For many, makeup can be critical in constructing their queer identity. For others, it is constrictive. Danni Glover considers the role cosmetics play in her own identity.
Before I start this column, let me just put my face on. There! That’s better. As I write, I am wearing a new lipstick in an orangey-red hue that I thought wouldn’t suit me, purchased on a whim in a premium brand’s sale. I am leaving traces of tangerine promise on my coffee cup, on the tip of the pen I keep in my diary, on my lover’s forehead as I raced out the door. I look good. I feel good. I like the boldness of my tinted eyebrows next to the sensual fuzz of my undercut; the sweep of warm pink blush gesturing to the metal hoops in my nose; lacquered nails hammering out a queer discourse on my computer. I like makeup.
For me, doing my makeup is part self-care ritual, part evasiveness. I didn’t actually wake up like this. I woke up pale, with dark under-eye circles and light acne, mild skin complaints and wild bedhead. And I tinted, and blended, and buffed until I felt like myself again. True, when I analyse this sacramental rite, I am discomforted by my reasons. I just like the way I look a bit less without a bit of shimmer. My head feels less tidy. I’m not as put together, not as capable of professionalism or inventiveness. I wonder sometimes – often – if part of this is the closet demon whispering its old poison. If I am painting on the face of a straight person who was born with the roadmap for navigating gender that I’ve always been missing, to deflect from the visible markers of my queerness.
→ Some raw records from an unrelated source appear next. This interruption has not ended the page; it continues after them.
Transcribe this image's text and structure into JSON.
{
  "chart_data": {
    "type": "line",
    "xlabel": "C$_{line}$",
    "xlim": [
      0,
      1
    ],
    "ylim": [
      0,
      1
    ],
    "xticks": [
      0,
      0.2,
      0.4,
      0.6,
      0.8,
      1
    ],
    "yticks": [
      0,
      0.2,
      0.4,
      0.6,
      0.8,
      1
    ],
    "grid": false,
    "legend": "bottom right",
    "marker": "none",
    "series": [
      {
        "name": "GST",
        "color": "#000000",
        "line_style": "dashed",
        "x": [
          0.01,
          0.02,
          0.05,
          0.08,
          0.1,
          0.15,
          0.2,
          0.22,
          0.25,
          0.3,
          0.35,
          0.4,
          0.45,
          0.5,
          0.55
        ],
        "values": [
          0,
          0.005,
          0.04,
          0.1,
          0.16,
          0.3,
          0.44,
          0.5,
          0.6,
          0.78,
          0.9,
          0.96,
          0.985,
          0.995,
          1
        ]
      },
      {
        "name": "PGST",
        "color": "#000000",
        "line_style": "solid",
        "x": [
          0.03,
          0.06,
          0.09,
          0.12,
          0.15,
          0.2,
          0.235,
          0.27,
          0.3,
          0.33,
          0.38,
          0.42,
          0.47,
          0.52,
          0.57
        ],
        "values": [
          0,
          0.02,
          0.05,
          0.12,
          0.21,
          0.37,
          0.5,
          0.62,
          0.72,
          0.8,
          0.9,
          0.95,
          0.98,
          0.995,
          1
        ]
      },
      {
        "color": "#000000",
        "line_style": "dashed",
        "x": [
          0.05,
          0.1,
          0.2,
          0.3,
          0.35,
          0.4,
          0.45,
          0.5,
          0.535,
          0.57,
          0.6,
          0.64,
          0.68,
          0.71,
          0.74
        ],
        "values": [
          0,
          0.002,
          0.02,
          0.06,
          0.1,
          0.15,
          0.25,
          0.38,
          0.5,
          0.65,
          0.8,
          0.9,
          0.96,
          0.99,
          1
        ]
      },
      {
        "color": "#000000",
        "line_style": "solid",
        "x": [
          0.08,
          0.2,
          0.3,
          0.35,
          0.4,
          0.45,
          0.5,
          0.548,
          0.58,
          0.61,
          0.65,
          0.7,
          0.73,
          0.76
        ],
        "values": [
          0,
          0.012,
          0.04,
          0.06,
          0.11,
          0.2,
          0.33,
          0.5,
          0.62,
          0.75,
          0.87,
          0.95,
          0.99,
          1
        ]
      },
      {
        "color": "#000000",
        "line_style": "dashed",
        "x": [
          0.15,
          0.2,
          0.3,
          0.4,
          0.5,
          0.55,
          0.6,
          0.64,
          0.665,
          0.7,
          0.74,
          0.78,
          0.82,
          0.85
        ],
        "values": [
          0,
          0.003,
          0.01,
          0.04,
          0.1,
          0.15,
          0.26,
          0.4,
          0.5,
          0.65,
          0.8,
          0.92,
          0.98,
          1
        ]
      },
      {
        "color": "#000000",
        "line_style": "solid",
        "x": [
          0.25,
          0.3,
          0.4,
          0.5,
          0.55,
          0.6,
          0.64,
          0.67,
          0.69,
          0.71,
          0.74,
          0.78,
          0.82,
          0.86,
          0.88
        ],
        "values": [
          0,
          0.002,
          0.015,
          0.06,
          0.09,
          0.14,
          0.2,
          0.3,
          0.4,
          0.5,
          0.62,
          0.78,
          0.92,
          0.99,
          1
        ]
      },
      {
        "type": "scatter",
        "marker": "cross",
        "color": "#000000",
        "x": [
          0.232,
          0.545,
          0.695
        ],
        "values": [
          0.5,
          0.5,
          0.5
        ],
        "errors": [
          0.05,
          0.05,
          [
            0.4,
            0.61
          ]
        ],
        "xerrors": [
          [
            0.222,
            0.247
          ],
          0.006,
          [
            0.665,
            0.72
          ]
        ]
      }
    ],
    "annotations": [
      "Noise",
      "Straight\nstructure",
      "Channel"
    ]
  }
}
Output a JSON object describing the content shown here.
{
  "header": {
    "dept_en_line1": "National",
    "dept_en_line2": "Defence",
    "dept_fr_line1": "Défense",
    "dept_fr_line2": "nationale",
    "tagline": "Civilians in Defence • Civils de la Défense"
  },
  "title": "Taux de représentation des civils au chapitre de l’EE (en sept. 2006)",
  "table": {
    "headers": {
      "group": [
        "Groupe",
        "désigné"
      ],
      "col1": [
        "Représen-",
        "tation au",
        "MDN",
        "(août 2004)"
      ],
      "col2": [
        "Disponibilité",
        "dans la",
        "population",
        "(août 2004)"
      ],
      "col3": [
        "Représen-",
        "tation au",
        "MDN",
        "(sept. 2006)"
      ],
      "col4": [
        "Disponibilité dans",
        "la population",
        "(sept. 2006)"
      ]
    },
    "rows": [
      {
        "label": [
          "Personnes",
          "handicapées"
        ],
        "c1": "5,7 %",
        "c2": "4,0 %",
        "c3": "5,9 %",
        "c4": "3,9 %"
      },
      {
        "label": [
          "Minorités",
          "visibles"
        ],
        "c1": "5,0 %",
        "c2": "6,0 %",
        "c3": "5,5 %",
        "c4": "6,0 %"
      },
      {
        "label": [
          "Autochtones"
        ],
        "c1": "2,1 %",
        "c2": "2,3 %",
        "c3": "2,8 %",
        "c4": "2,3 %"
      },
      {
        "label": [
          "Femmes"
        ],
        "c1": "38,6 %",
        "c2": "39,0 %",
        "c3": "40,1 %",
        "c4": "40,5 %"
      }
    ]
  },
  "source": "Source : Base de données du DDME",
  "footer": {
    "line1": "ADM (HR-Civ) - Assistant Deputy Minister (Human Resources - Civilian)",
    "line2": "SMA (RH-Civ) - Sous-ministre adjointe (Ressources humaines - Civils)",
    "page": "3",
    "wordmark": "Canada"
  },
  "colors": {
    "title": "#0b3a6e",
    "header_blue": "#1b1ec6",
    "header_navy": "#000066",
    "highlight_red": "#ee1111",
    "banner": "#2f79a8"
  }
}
It’s complicated. I used to use makeup as a marker of difference. I was a teenage goth with heavily lined eyes and Fabulous Stains hair and, in that time of defining my identity privately, I found a way to experiment with it publically. Now, when I feel secure and comfortable – not to mention out – I’m less conscious of this. I wouldn’t say my look gets me much credit in the straight world, but I’m less inclined towards weirdness for weirdness’s sake. Not that there’s anything wrong with that. In fact, I think part of the failure of the modern LGBTQ+ movement is the undercurrent of heterogeneity, that we must strive to be more like cishet people in order to enjoy the same rights as them. Nah. Wave your weirdness, I say. Or maybe extol your exuberance.
I wonder sometimes – often – if part of this is the closet demon whispering its old poison. If I am painting on the face of a straight person who was born with the roadmap for navigating gender that I’ve always been missing, to deflect from the visible markers of my queerness.
I remember hearing the word “femme” for the first time, as a confused but visibly queer teenage feminist, and feeling celebrated. Here was an identity I could get behind. It was feminine, but a protest. It questioned what the word “feminine” meant. It put the means of definition into our own hands: The Rocky Horror Picture Show and the New York Dolls informed my identity as much as Elizabeth Taylor and MAC Cosmetics campaigns. I still feel celebrated by that word, but in too many ways it fails us. Like a smear of concealer, it covers up enforced femininity for trans women, neglect for non-binary or gender fluid people. Why are Marilyn Monroe and Dita von Teese conventionally seen as femme icons but not Anna May Wong or Missy Elliott? (Hopefully the rise of legendary children Laverne Cox and Beth Ditto are waves of a changing tide, beautiful in diversity and visibility.) Whose beauty and femininity is defiant and empowering, and whose is overlooked? And why are any of us complicit in a beauty convention which encourages female-identified people to be hairless, thin, white, and rich enough to pay for it all? That perpetuates a myth that if you don’t participate you are messy and if you do you are not serious enough? This is not even to speak of those who are not female identified but who want to play with makeup without shame, assumptions, or coy euphemisms such as “guyliner”.
Why are Marilyn Monroe and Dita von Teese conventionally seen as femme icons but not Anna May Wong or Missy Elliot?
My navel-gazing is not saying anything new, but perhaps it’s giving a voice to my own internal conflict. I like the way makeup makes me feel, which I suppose is the crux of the argument, but I don’t like that it feels mandatory. As a woman I’ve been attacked and discriminated against for being too feminine and for not being feminine enough; as a queer person, I’ve been ostracised and pigeonholed. And still, I buy the lipstick. I tweeze the brows. I paint the nails. And I like it. I feel confident and bold, and more than that I feel certain in myself. If my body is a temple, surely I deserve to decorate it, for me and for those who worship me.